FIG. 13 is a diagram showing waveforms of the inductor current flowing in the switching power supply circuit when there is a heavy load.
FIG. 13 shows an envelope to which the maximum value of the inductor current is connected and an envelope to which the minimum value is connected. As illustrated in FIGS. 12A and 12B, the existing power factor correction circuit 100 is such that the size of the load is determined using the inductor current detection voltage, and switching between the critical conduction control method and continuous conduction control method is carried out. Therefore, it is seen that the critical conduction control method is used in a region in which the momentary value of the envelope waveform to which is connected the maximum value of the inductor current, which changes practically in phase with the alternating current input voltage waveform, is small (that is, an intermediate region between a time t11 and a time t12, and an intermediate region between the time t12 and a time t13), while the continuous conduction control method is used in a region in which the momentary value of the envelope waveform to which the maximum value is connected is large.
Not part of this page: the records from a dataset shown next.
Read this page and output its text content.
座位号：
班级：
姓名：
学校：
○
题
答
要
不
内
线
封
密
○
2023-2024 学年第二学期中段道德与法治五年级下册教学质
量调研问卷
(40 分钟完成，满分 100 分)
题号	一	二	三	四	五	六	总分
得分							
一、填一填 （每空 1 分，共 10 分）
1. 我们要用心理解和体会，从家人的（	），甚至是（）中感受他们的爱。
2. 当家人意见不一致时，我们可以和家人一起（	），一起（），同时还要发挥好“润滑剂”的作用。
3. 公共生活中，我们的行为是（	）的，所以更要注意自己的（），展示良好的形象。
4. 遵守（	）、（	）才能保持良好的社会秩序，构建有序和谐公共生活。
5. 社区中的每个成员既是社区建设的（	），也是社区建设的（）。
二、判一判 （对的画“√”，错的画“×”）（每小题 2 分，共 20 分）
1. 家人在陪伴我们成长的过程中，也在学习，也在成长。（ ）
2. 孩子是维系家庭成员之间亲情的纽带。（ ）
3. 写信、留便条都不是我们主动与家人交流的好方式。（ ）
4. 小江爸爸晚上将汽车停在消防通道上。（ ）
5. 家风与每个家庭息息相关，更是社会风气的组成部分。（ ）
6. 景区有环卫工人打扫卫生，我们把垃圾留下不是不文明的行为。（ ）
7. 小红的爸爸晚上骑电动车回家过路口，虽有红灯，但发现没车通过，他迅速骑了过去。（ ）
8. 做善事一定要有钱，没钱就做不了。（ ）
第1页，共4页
The previously described power factor correction circuit 100 is such that when the power supply output voltage is constant at 400V, the average value of the inductor current that oscillates up and down is proportional to the supply power of one switching cycle. Therefore, even in the case of an inductor of the same size as in the case of the existing critical conduction control, the power that can be supplied to the load under the same maximum peak current value condition can be set high by switching from the critical conduction control method to the continuous conduction control method when there is a heavy load, whereby a predetermined direct current voltage can be supplied to a greater load. Also, from a different viewpoint, when supplying the same power to the load, the same power can be supplied using continuous conduction control in a state lower than the peak current when using critical conduction control.